I have a dataframe:
data = {'process': ['buying','selling','searhicng','repairing', 'preparing', 'selling','buying', 'searching', 'selling','searching'],
'type': ['in_progress','in_progress','end','in_progress', 'end', 'in_progress','in_progress', 'end', 'in_progress','end'],
'country': ['usa',np.nan, 'usa','ghana', np.nan,'end','portugal', np.nan, np.nan,'england'],
'id': ['022','022','022', '011','011', '011','011', '011', '011','011'],
'lag': ['00:00:10.042721','00:00:00.042721','00:00:05.042721','00:10:00.042721','00:00:00.042721','00:00:00.042721','00:00:50.042721','00:00:00.042721','00:00:00.042721','00:00:00.042721'],
'created': ['2021-07-01','2021-07-02','2021-07-03','2021-07-04','2021-07-05','2021-07-06','2021-07-06','2021-07-08','2021-07-09','2021-07-10'],
'next_created': ['2021-07-01','2021-07-02','2021-07-03','2021-07-04','2021-07-05','2021-07-06','2021-07-07','2021-07-08','2021-07-09','2021-07-10']
}
df = pd.DataFrame(data, columns = ['process','type','country', 'id','lag','created','next_created'])

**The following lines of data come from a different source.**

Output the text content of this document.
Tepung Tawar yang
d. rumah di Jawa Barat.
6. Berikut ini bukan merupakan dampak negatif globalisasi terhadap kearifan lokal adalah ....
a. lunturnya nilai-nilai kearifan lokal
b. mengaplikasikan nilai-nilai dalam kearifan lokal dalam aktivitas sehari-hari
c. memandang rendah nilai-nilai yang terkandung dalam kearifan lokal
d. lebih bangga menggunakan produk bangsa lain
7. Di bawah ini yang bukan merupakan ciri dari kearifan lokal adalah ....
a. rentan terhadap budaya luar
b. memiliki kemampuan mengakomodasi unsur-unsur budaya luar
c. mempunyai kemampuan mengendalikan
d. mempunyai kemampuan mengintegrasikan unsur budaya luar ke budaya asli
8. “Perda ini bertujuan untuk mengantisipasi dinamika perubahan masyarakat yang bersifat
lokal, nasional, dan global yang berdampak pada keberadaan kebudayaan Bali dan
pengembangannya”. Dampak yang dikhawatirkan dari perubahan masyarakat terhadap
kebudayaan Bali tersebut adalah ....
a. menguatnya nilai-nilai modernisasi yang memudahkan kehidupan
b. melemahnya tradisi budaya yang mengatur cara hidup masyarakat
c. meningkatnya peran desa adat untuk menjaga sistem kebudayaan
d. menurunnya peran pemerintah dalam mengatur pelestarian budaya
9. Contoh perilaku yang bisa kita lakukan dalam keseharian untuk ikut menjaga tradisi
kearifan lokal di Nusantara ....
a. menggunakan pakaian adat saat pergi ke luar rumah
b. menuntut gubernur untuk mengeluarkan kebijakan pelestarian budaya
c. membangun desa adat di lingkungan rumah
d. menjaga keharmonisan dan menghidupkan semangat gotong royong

I need to concatenate consecutive rows by the process column for each group by id, which have lag less than one second, write the value of the first row to created, and created_next the value of the last line.

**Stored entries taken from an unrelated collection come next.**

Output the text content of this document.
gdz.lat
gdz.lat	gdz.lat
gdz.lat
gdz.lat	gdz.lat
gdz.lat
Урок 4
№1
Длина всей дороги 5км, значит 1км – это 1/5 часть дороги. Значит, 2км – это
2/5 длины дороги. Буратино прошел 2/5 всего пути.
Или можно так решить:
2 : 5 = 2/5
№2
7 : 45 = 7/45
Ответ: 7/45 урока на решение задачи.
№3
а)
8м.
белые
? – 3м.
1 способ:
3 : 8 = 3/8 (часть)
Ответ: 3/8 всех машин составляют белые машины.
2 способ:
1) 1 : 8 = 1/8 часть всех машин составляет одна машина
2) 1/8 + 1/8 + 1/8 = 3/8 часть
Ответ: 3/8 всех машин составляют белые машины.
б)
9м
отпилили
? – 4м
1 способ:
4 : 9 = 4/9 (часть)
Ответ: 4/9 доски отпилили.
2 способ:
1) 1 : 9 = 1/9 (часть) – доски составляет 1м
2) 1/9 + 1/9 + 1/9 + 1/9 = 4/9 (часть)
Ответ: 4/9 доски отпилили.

Can anyone see the problem, i don't understand how i can use groupby in this situation.
I guess that i need to use cumsum(), but i don't know what i can use in the ??? place
df['lag'].shift(1).???.cumsum()
Output result
CodePudding user response:
You can try:
# Convert to timedelta to facilitate checking of within one second
df['lag'] = pd.to_timedelta(df['lag'])
# Grouping by `lag` difference is less than one second within the same `id`
group = df['lag'].diff().abs().gt(np.timedelta64(1, 's')).groupby(df['id']).cumsum()
# Group by `id` and newly created grouping and then aggregate
(df.groupby(['id', group], as_index=False, sort=False)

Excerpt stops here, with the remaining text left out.